Vaccination strategies. Molecular chaperone preparations from tumours that carry tumour antigens offer a personalized, polyvalent vaccine therapy2,23,157. Although vaccination of lethally irradiated cancer cells that expressed autologous secretory GRP94 fusion proteins protected mice from primary tumour growth and metastasis158, vitespen, which is a GRP94–peptide complex that is purified ex vivo from the tumour cells of individual patients, showed variable immunogenicity and overall limited efficacy in clinical trials, with clinical responses only in certain patient subsets159,160,161. Recent studies showed that immunization with a low dose of GRP94 activated CTLs with some tumour suppression in mice, whereas a high dose induced TReg cell proliferation and immune suppression, in a manner that was dependent on TLR-mediated NF-κB activation162. The use of GRP94 fusion proteins with tumour antigens, the depletion of TReg cells and pooled GRP94 vaccines have all been proposed to enhance the antitumour activity of GRP94 immunization163; however, challenges remain with these approaches.

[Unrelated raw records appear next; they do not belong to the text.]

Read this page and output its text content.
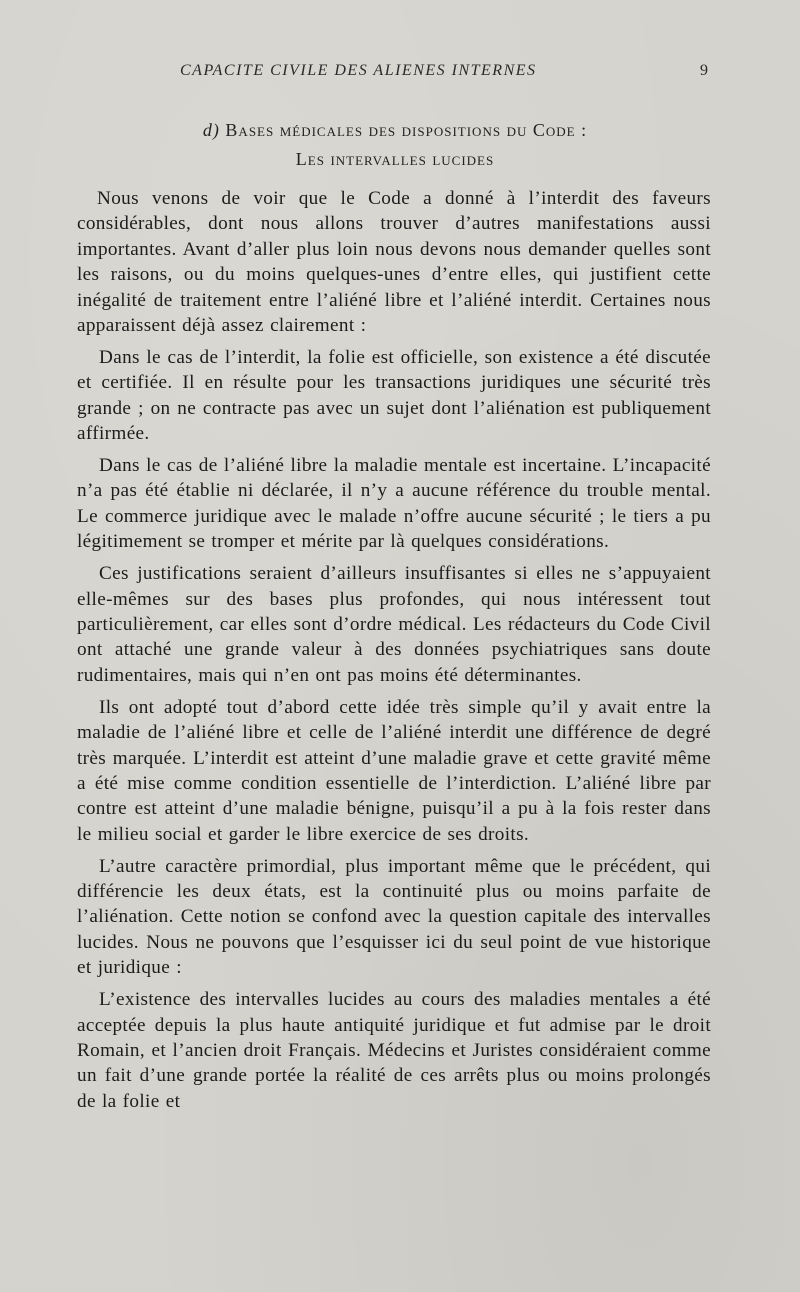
CAPACITE CIVILE DES ALIENES INTERNES	9
d) Bases médicales des dispositions du Code :
Les intervalles lucides

Nous venons de voir que le Code a donné à l’interdit des faveurs considérables, dont nous allons trouver d’autres manifestations aussi importantes. Avant d’aller plus loin nous devons nous demander quelles sont les raisons, ou du moins quelques-unes d’entre elles, qui justifient cette inégalité de traitement entre l’aliéné libre et l’aliéné interdit. Certaines nous apparaissent déjà assez clairement :

Dans le cas de l’interdit, la folie est officielle, son existence a été discutée et certifiée. Il en résulte pour les transactions juridiques une sécurité très grande ; on ne contracte pas avec un sujet dont l’aliénation est publiquement affirmée.

Dans le cas de l’aliéné libre la maladie mentale est incertaine. L’incapacité n’a pas été établie ni déclarée, il n’y a aucune référence du trouble mental. Le commerce juridique avec le malade n’offre aucune sécurité ; le tiers a pu légitimement se tromper et mérite par là quelques considérations.

Ces justifications seraient d’ailleurs insuffisantes si elles ne s’appuyaient elle-mêmes sur des bases plus profondes, qui nous intéressent tout particulièrement, car elles sont d’ordre médical. Les rédacteurs du Code Civil ont attaché une grande valeur à des données psychiatriques sans doute rudimentaires, mais qui n’en ont pas moins été déterminantes.

Ils ont adopté tout d’abord cette idée très simple qu’il y avait entre la maladie de l’aliéné libre et celle de l’aliéné interdit une différence de degré très marquée. L’interdit est atteint d’une maladie grave et cette gravité même a été mise comme condition essentielle de l’interdiction. L’aliéné libre par contre est atteint d’une maladie bénigne, puisqu’il a pu à la fois rester dans le milieu social et garder le libre exercice de ses droits.

L’autre caractère primordial, plus important même que le précédent, qui différencie les deux états, est la continuité plus ou moins parfaite de l’aliénation. Cette notion se confond avec la question capitale des intervalles lucides. Nous ne pouvons que l’esquisser ici du seul point de vue historique et juridique :

L’existence des intervalles lucides au cours des maladies mentales a été acceptée depuis la plus haute antiquité juridique et fut admise par le droit Romain, et l’ancien droit Français. Médecins et Juristes considéraient comme un fait d’une grande portée la réalité de ces arrêts plus ou moins prolongés de la folie et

GRP170 can form complexes with full-length protein antigens, such as GP100 (also known as PMEL), and can increase their presentation to immune cells, thereby augmenting multivalent T cell-mediated antitumour immune responses164. Genetic modification of various poorly immunogenic melanomas to express a secretable form of GRP170 significantly suppressed tumour growth in vivo, and this was associated with increased tumour-infiltrating CD8+ T cells and stimulation of dendritic cells165. The use of GRP170-secreting tumour cells as a cell-based vaccine is effective in treating established mouse prostate tumours166. Incorporation of a pathogen-associated molecule such as the NF-κB-activating domain of bacterial flagellin into GRP170 (FlaGRP170) produced a chimeric protein that maintains highly efficient antigen-processing and activation of dendritic cells, thereby mounting a superior antitumour immune response against metastatic tumours in mice167. The tumour-derived, secreted form of GRP78 is also able to elicit an antitumour immune response in mouse models, as a result of activation of cytotoxic T cells168.

Conclusions and perspectives

The GRPs have functions that are distinct from the HSPs, and they affect both the tumour cells and the tumour microenvironment. As the stress induction of GRPs could be a major contributor to tumorigenesis and therapeutic resistance, their specific inhibitors and targeting agents hold great therapeutic promise. Their clinical efficacies, as well as large GRPs as vaccines, warrant vigorous testing in the clinical setting. However, answers to key issues on basic mechanisms, such as how the stress-induced relocalization of the GRPs from the ER to the cell surface and other organelles occurs, what their interactive partners are and the mechanisms of signalling, as well as the usefulness of GRPs as prognostic markers and companion imaging agents for precision cancer care, will greatly advance the understanding of GRP biology and the applications of GRPs in cancer.